Title: On the Integration of English-Origin Verbs in Welsh Speech
Author: Jonathan Roy Stammers
Email: click here to access email
Institution: Bangor University
Author: Margaret Deuchar
Homepage: http://www.bangor.ac.uk/linguistics/about/margaret_deuchar.php.en
Institution: Bangor University
Linguistic Field: Applied Linguistics; Morphology; Syntax
Subject Language: English
Welsh
Abstract: Two highly influential approaches to distinguishing codeswitching from borrowing that differ greatly are those of Poplack and associates, and of Myers-Scotton and associates. While the former would seek to make the distinction based purely on linguistic principles (testing degree of integration of donor-language items as compared with native ones), the latter would make the distinction based on extra-linguistic factors such as frequency.
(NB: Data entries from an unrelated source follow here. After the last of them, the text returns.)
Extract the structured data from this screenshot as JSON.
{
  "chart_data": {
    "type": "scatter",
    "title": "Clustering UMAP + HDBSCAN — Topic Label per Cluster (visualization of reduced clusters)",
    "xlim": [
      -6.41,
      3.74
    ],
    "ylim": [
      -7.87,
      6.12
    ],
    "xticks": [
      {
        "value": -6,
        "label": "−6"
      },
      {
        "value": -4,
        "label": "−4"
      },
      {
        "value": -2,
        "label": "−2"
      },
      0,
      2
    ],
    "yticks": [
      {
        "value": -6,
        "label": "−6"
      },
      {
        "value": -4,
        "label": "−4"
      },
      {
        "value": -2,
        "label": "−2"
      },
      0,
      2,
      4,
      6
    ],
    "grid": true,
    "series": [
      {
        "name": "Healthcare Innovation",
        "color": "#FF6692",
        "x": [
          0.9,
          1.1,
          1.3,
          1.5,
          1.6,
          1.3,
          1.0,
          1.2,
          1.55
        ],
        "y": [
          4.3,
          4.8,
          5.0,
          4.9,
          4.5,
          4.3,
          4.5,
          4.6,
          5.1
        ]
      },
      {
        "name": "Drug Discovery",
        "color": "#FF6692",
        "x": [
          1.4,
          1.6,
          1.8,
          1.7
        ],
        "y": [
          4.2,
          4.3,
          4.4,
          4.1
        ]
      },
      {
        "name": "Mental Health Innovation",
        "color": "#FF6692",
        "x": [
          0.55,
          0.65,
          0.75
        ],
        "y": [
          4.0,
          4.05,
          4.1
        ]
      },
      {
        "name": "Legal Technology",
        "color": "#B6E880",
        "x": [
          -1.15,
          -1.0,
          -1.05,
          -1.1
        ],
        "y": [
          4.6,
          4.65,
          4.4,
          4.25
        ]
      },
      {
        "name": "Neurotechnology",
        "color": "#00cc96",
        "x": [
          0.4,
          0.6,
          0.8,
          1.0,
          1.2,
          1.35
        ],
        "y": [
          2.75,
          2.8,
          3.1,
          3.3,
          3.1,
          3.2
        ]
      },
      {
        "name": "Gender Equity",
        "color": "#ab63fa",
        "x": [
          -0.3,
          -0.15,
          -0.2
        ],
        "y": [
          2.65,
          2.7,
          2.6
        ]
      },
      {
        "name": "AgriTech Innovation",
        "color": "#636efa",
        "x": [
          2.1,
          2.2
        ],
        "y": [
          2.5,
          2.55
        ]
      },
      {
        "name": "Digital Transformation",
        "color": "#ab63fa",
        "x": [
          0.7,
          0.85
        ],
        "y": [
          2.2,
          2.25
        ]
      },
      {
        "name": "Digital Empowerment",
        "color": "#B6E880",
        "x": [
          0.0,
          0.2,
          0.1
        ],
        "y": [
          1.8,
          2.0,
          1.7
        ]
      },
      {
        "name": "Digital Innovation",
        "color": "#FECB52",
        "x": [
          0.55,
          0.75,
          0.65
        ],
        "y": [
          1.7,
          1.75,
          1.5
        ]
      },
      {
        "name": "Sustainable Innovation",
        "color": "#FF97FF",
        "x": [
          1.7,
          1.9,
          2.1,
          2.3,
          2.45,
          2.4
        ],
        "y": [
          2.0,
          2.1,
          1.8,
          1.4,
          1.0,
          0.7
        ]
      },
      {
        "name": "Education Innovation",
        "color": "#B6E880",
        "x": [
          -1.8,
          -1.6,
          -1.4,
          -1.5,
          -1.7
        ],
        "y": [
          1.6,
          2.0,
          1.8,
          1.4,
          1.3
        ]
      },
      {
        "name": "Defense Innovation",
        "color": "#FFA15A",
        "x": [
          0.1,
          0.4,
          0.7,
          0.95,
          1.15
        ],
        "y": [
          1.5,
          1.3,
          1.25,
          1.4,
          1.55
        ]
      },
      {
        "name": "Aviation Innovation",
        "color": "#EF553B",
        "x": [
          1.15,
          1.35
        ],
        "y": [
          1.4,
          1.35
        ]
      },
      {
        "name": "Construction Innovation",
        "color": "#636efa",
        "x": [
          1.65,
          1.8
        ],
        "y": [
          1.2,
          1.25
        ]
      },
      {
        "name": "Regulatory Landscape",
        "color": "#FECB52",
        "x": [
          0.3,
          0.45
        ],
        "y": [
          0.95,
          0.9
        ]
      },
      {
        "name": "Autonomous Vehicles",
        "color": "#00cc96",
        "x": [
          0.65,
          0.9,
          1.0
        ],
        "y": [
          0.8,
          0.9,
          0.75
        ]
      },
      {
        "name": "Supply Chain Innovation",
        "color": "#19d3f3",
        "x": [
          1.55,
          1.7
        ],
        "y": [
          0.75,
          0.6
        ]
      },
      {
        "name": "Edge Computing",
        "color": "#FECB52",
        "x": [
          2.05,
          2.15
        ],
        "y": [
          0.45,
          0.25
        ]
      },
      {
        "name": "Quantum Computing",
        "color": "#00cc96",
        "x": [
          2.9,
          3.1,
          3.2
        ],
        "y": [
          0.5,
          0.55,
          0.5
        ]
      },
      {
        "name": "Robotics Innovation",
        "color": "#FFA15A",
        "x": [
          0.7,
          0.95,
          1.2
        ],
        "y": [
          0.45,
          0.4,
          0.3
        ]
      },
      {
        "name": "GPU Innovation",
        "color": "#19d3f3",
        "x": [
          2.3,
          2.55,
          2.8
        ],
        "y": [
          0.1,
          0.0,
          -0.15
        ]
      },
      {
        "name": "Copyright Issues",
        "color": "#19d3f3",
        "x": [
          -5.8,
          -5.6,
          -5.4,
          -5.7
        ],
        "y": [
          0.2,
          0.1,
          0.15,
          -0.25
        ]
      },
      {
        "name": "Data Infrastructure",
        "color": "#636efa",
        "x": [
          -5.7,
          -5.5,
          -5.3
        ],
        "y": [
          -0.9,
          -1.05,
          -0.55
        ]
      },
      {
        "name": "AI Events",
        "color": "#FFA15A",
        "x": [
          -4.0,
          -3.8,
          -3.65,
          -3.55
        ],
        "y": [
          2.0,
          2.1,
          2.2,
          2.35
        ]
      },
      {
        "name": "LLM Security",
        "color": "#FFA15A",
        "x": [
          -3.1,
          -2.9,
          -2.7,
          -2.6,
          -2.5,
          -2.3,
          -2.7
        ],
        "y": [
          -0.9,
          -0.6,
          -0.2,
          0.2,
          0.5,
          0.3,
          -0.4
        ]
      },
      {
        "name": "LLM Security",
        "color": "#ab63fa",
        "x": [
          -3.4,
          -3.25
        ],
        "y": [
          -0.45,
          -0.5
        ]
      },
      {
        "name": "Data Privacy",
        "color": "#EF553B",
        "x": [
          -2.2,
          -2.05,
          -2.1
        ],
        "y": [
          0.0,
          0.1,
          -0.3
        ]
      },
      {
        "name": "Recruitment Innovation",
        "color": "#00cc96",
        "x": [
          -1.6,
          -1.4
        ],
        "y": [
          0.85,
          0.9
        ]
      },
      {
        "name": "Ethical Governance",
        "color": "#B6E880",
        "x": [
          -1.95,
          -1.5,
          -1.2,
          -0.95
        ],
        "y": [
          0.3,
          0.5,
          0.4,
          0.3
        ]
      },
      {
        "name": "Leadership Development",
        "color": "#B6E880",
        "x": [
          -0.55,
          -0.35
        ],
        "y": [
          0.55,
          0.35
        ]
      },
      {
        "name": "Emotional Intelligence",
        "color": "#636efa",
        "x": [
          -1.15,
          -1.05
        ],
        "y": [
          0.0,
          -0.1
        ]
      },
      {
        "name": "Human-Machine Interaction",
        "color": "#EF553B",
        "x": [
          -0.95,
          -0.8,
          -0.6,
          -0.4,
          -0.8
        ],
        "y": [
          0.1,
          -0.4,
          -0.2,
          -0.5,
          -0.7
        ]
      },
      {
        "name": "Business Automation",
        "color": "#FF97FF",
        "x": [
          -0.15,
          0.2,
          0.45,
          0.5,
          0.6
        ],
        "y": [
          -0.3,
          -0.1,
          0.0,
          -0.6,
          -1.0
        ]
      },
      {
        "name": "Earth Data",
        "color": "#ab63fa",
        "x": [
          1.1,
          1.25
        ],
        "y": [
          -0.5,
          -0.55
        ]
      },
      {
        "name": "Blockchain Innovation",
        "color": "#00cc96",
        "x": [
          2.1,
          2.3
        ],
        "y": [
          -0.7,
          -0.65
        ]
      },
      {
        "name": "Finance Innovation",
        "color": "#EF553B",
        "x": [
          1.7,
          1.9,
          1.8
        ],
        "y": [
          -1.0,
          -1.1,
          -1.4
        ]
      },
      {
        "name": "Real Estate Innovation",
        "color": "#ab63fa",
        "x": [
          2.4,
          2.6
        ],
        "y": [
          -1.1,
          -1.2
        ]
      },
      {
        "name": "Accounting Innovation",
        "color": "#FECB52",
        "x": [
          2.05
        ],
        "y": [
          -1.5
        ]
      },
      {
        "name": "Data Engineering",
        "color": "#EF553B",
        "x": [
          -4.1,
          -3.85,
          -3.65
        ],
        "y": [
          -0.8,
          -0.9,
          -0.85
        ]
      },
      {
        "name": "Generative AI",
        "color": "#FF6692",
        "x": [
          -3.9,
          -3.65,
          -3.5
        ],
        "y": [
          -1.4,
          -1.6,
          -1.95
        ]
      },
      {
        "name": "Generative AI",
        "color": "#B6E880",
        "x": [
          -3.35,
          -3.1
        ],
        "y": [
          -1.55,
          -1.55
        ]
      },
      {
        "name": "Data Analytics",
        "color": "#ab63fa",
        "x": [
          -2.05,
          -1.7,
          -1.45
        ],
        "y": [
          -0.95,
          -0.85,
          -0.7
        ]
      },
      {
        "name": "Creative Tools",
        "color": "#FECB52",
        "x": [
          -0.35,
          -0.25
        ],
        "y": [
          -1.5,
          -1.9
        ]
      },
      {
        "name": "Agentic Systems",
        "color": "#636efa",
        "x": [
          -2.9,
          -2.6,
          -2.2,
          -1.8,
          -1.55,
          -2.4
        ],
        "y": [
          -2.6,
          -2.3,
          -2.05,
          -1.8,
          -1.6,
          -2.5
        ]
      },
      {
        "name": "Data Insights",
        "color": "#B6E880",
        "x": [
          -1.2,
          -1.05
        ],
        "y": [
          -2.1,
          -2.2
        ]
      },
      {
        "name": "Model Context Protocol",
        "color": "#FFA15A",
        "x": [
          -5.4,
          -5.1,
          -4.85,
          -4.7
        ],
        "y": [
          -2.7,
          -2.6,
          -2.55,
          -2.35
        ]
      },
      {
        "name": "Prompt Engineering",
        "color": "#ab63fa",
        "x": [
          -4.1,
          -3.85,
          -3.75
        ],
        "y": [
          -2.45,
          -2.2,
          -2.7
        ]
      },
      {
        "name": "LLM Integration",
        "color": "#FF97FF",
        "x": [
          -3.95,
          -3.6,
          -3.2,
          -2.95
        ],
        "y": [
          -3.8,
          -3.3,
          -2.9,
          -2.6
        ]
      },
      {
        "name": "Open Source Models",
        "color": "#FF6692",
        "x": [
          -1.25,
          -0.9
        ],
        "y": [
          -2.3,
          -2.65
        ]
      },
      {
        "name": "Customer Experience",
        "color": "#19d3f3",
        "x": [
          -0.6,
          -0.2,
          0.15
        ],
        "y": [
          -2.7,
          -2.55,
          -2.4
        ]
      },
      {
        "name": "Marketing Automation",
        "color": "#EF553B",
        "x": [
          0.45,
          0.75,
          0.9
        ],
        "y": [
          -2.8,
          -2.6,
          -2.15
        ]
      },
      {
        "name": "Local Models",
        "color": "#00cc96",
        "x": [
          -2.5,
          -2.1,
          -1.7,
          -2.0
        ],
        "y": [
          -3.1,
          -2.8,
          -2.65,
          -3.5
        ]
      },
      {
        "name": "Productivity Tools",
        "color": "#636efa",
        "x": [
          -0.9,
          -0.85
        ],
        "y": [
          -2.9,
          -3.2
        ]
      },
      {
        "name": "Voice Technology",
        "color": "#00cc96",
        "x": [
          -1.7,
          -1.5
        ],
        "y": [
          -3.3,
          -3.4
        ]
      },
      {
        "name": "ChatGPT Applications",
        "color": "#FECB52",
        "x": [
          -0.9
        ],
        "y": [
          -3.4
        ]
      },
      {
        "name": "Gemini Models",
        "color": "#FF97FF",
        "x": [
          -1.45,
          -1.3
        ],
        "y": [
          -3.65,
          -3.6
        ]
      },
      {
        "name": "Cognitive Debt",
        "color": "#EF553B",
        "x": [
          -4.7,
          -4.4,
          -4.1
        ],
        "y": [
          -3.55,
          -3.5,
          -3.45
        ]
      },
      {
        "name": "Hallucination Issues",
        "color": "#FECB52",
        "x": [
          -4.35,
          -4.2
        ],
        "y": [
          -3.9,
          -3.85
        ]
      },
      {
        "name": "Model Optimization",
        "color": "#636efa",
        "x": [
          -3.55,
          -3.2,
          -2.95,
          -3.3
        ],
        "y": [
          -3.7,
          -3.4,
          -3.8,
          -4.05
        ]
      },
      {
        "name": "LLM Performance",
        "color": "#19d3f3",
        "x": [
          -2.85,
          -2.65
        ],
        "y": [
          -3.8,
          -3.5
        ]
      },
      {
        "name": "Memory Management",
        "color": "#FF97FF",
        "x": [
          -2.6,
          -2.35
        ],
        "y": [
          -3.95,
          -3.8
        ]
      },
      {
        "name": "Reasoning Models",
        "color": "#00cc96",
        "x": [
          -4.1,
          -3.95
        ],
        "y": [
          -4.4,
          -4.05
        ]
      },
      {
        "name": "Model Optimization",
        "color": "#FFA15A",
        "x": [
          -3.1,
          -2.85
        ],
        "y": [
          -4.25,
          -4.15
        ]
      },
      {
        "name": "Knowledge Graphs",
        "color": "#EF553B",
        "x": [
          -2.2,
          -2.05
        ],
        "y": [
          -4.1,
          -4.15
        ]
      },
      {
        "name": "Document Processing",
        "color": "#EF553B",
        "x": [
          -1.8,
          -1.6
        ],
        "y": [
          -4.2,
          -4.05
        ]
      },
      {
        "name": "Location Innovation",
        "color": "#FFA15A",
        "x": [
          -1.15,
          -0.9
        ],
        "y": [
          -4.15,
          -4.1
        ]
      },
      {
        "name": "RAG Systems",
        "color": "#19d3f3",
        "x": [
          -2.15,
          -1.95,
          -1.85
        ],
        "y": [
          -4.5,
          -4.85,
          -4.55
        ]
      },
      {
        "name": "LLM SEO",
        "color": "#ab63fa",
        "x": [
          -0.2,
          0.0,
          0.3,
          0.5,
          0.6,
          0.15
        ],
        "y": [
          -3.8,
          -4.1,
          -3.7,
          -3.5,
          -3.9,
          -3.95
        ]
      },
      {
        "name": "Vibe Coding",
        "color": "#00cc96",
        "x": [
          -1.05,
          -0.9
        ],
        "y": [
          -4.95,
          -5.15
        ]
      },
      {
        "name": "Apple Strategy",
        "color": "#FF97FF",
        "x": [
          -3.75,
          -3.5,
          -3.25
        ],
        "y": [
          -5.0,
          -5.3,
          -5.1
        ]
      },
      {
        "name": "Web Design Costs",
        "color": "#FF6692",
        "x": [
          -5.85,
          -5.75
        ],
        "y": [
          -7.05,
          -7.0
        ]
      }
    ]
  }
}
In an attempt to assess the relative values of these alternative positions, and to determine whether there is any common ground, we focus here on English-origin verbs in Welsh, analysing a new and growing naturalistic corpus. On investigating integration, results based on both type of verbal construction (periphrastic or synthetic) and occurrence of soft mutation show a clear difference between native Welsh verbs and English-origin verbs in Welsh. The mutation results also shows a clear difference between more established English-origin verbs found in a Welsh dictionary, and unattested ones. Such results are potentially problematic for both theoretical models mentioned above. Overall, the linguistic behaviour of donor-language items suggests that their degree of integration in the recipient language varies along a continuum from unintegrated switches to fully integrated borrowings rather than there being a clear-cut distinction between the two categories.